The number on the radiator support is the chassis # and is not the same as vin. I didn't notice if it was still there or not.
 

·
Premium Member
Joined
·
1,802 Posts
chassis #

I just went out to double check, but the Chassis # on the radiator support of my Kadett IS the same # as on the VIN label plate on the dash and the registration. Both of my Kadett's are that way.
 

·
Banned
Joined
·
3,842 Posts
Discussion Starter · #10 ·
I told somebody here one time that they were that way on a GT too. I checked mine and found they were different and somebody informed me that it was a chassis number not a vin on a gt. I got to eat my words so I remember it.
 

·
Opel fan
Joined
·
357 Posts
chasis number vs vin number

I can say that on the 7 GTs I've been in contact with lately, the chasis # number stamped on the radiator doesn't match up with the vin number on the dash, door, or cowl.
 

·
Old Opeler
Joined
·
5,564 Posts
"Chasis Numbers"

My one owner 1972 GT has all different numbers.

The number stamped by the radiator bulk head is the Build Number for the body and used by the body builders in France that made the bodies for Opel.

THe Engine Number is different from the Opel chassis Number on the alloy plate up by the window.
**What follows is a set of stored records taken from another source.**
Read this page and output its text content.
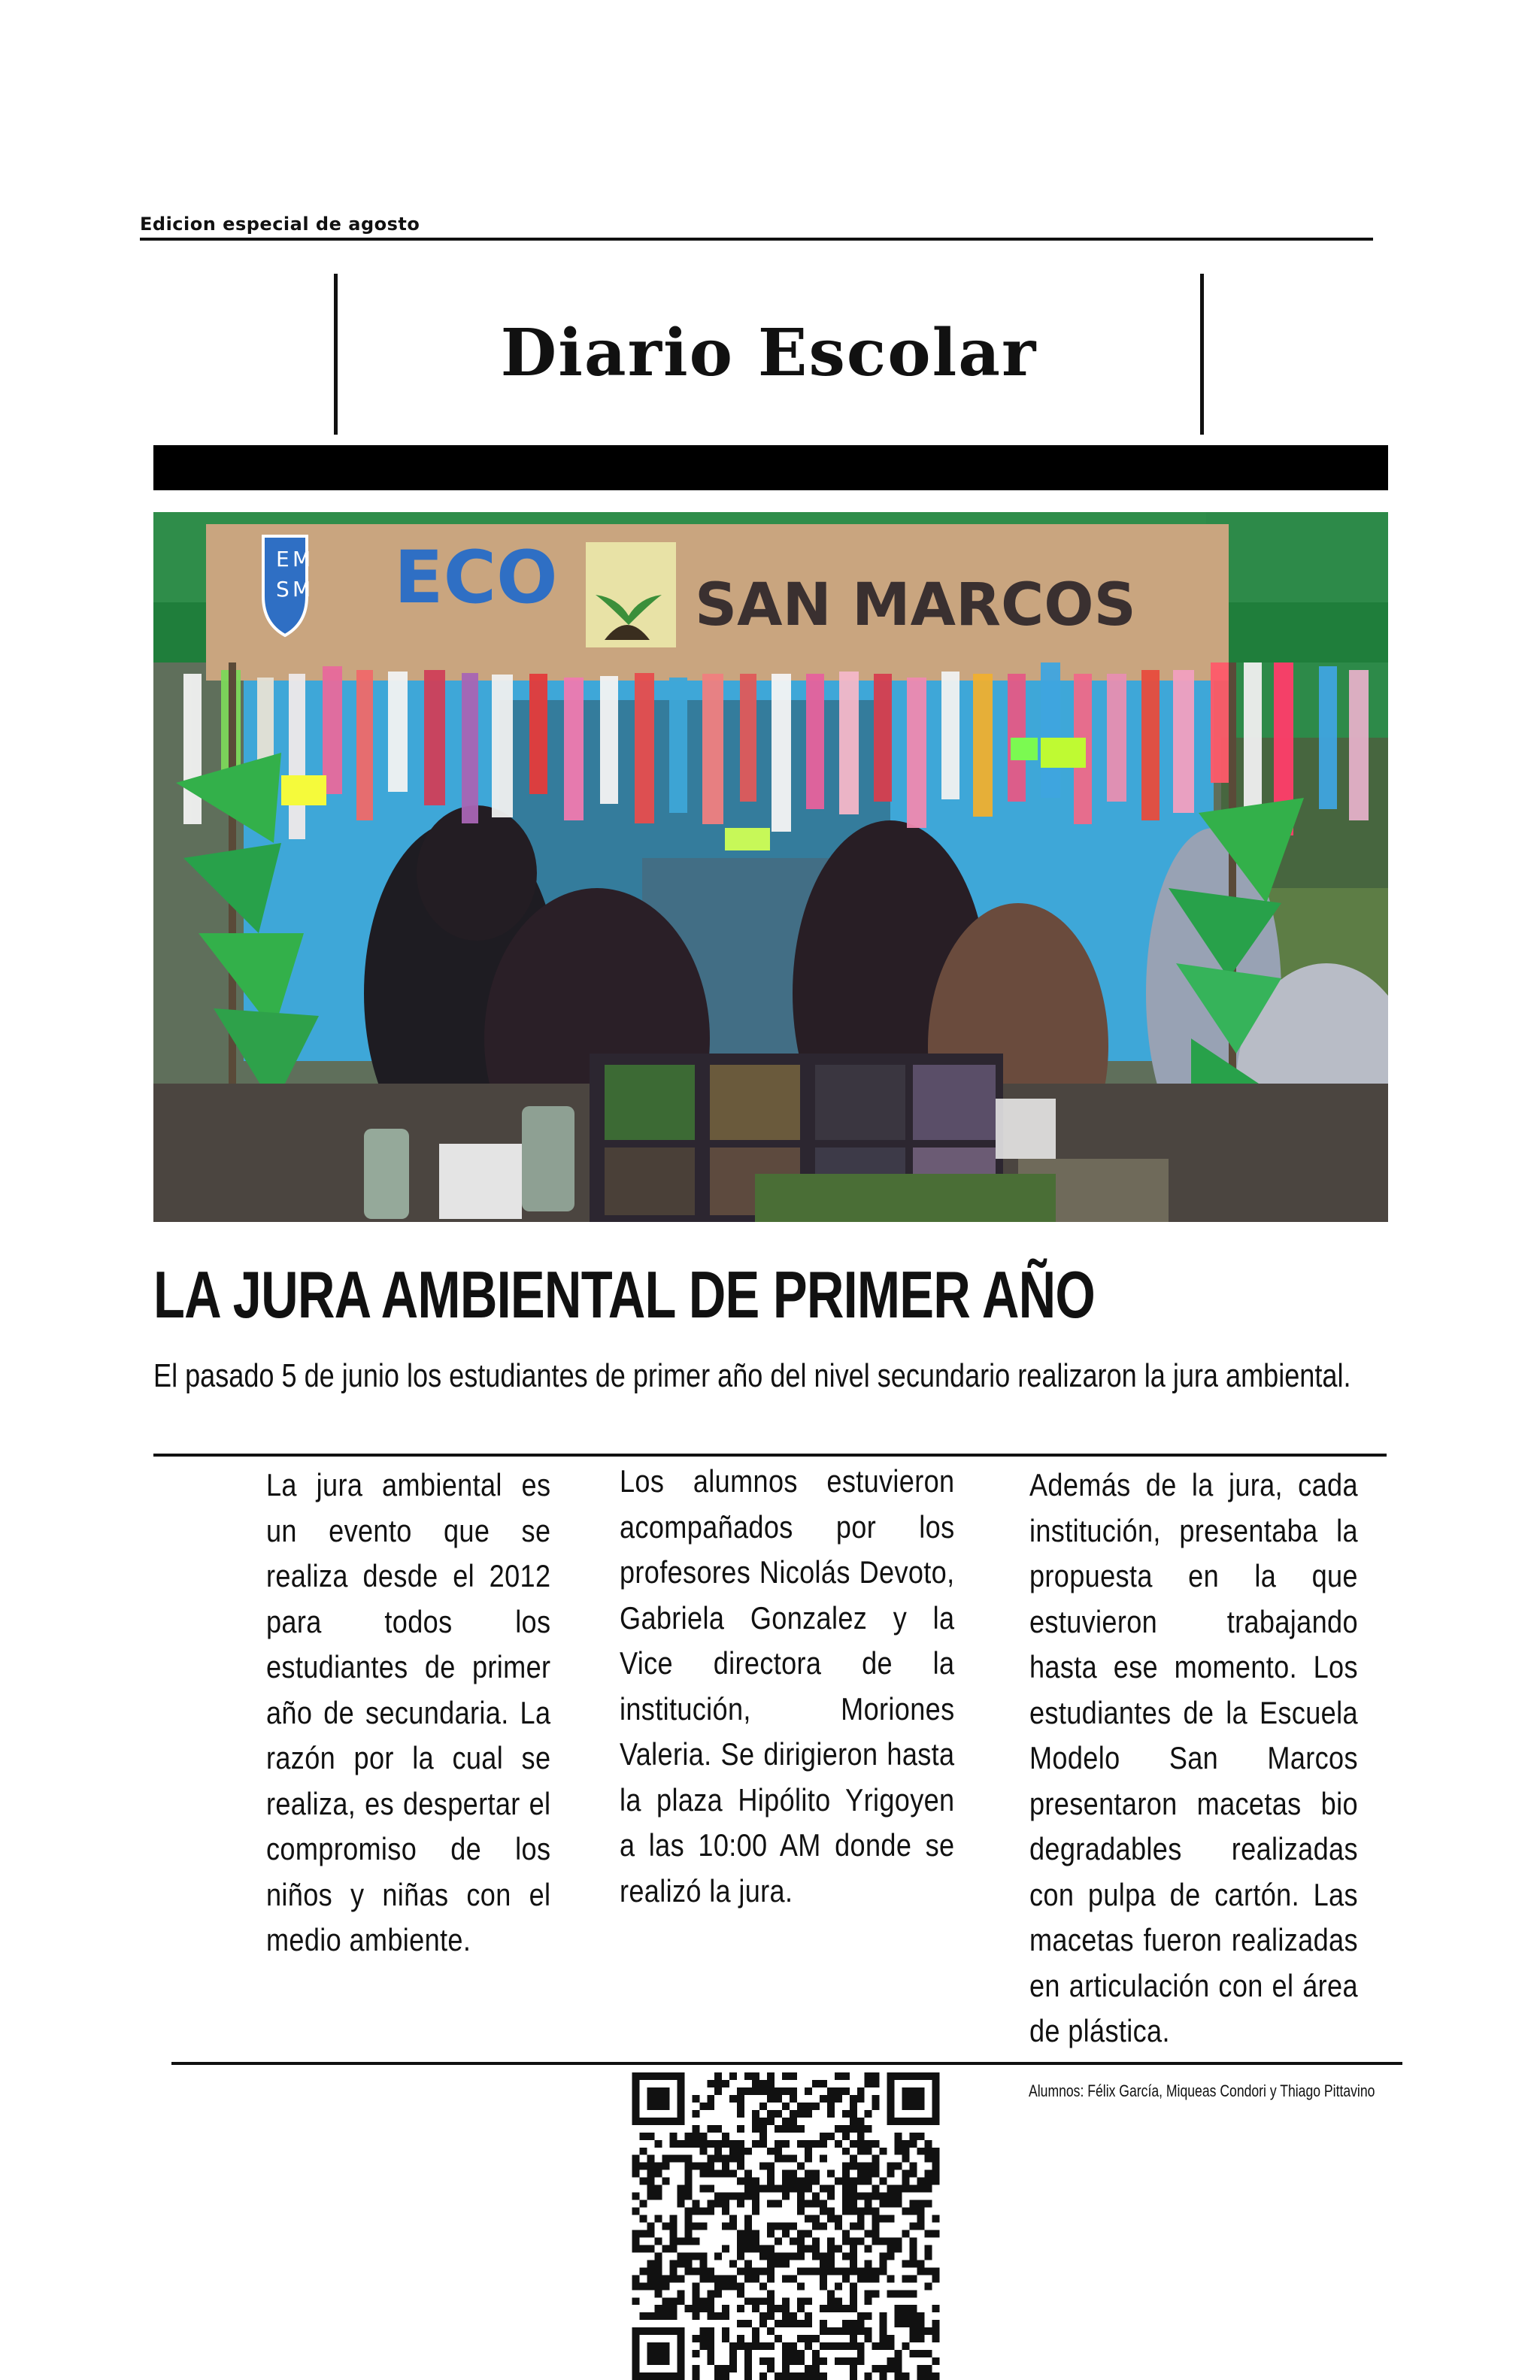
Edicion especial de agosto
Diario Escolar
E M
S M ECO SAN MARCOS
LA JURA AMBIENTAL DE PRIMER AÑO
El pasado 5 de junio los estudiantes de primer año del nivel secundario realizaron la jura ambiental.
La jura ambiental es un evento que se realiza desde el 2012 para todos los estudiantes de primer año de secundaria. La razón por la cual se realiza, es despertar el compromiso de los niños y niñas con el medio ambiente.
Los alumnos estuvieron acompañados por los profesores Nicolás Devoto, Gabriela Gonzalez y la Vice directora de la institución, Moriones Valeria. Se dirigieron hasta la plaza Hipólito Yrigoyen a las 10:00 AM donde se realizó la jura.
Además de la jura, cada institución, presentaba la propuesta en la que estuvieron trabajando hasta ese momento. Los estudiantes de la Escuela Modelo San Marcos presentaron macetas bio degradables realizadas con pulpa de cartón. Las macetas fueron realizadas en articulación con el área de plástica.
Alumnos: Félix García, Miqueas Condori y Thiago Pittavino
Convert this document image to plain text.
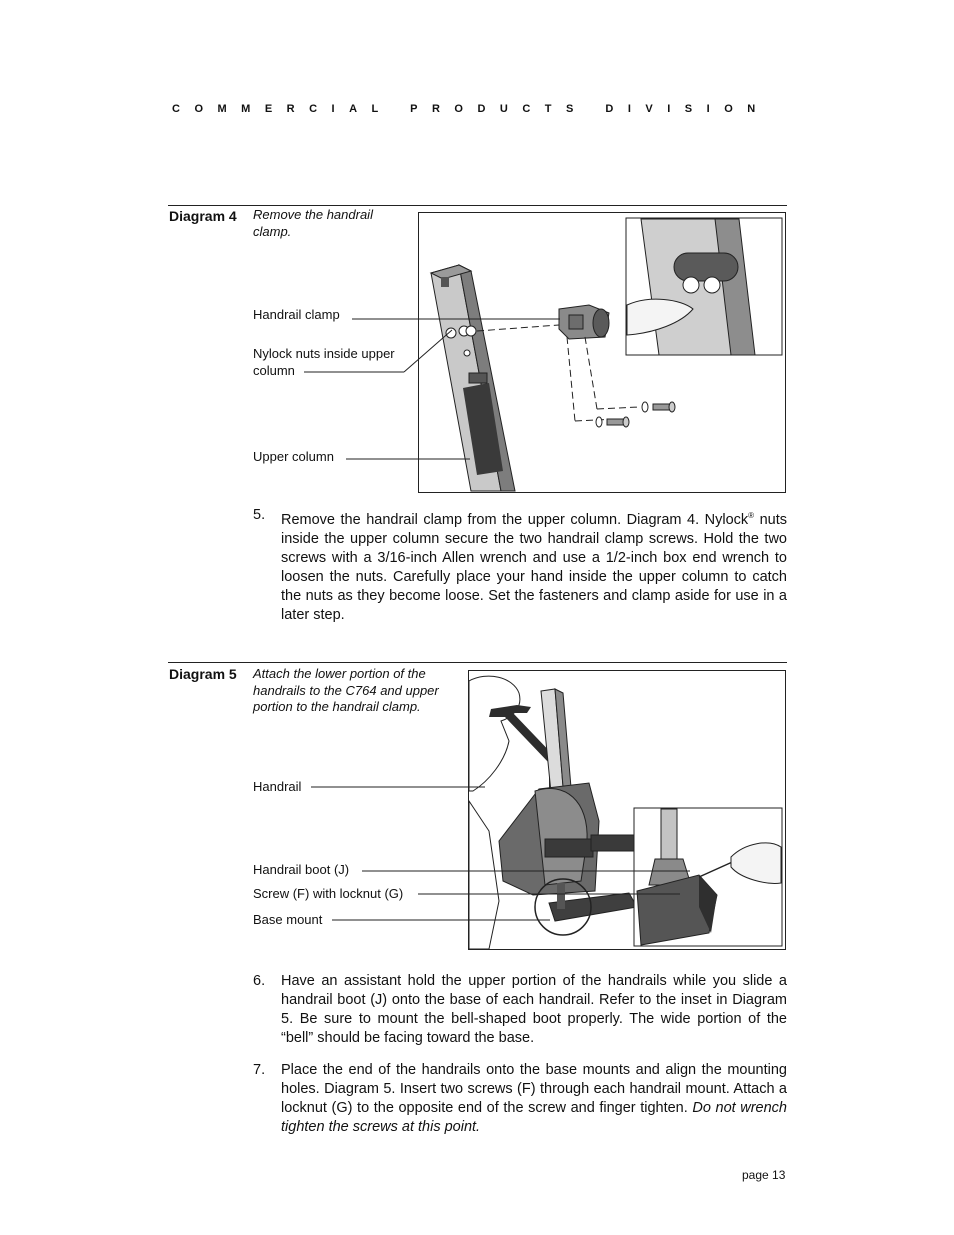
COMMERCIAL PRODUCTS DIVISION
Diagram 4 Remove the handrail clamp.
Handrail clamp
Nylock nuts inside upper column
Upper column
5. Remove the handrail clamp from the upper column. Diagram 4. Nylock® nuts inside the upper column secure the two handrail clamp screws. Hold the two screws with a 3/16-inch Allen wrench and use a 1/2-inch box end wrench to loosen the nuts. Carefully place your hand inside the upper column to catch the nuts as they become loose. Set the fasteners and clamp aside for use in a later step.
Diagram 5 Attach the lower portion of the handrails to the C764 and upper portion to the handrail clamp.
Handrail
Handrail boot (J)
Screw (F) with locknut (G)
Base mount
6. Have an assistant hold the upper portion of the handrails while you slide a handrail boot (J) onto the base of each handrail. Refer to the inset in Diagram 5. Be sure to mount the bell-shaped boot properly. The wide portion of the “bell” should be facing toward the base.
7. Place the end of the handrails onto the base mounts and align the mounting holes. Diagram 5. Insert two screws (F) through each handrail mount. Attach a locknut (G) to the opposite end of the screw and finger tighten. Do not wrench tighten the screws at this point.
page 13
To make matters worse, when it was registered in New Zealand the casting number from the inlet manifold was recorded as the "chassis number" and that is the number recorded on the Left Hand Drive exemption that must be carried in the car so I can drive it on our RHD roads.

What happens when I replace the inlet manifold remains to be seen!!!
 

·
Premium Member
Joined
·
1,802 Posts
might not matter?

That might work out even better for you though nobody, if you go for a "rebuilder" title. The state inspector won't really know or care what the origional VIN was, he just wants to make sure the car parts weren't from a stolen car. If he runs the chassis # through the computer as a VIN to check if the car was stolen, it's almost a sure bet the computer won't turn up anything, since everyone who had a car stolen probably used the VIN as the # when they reported it.

Then the chassis # will become your VIN for that particular car when they issue you a new title. That should make the paperwork pretty straight forward. GT's didn't origionally have the same # for the chassis # and the VIN, but there's no reason why yours couoldn't, especially since the factory did it on the Kadetts. After all, it is just a paperwork thing, and possesion is still 9/10ths of the law.

Then the only real issue would be proving the year to the state. For that you'll need some sort of reference based on chassis #'s for the build date or import date, which I think shouldn't be too big a deal. In fact, it would probably be much easier to prove model year based on the chassis # than the VIN.

You will need to get either a bill of sale for a car with the VIN on it or a receipt for "car parts" with the chassis # on it or both from the seller either way. Good luck if you try to go through with this.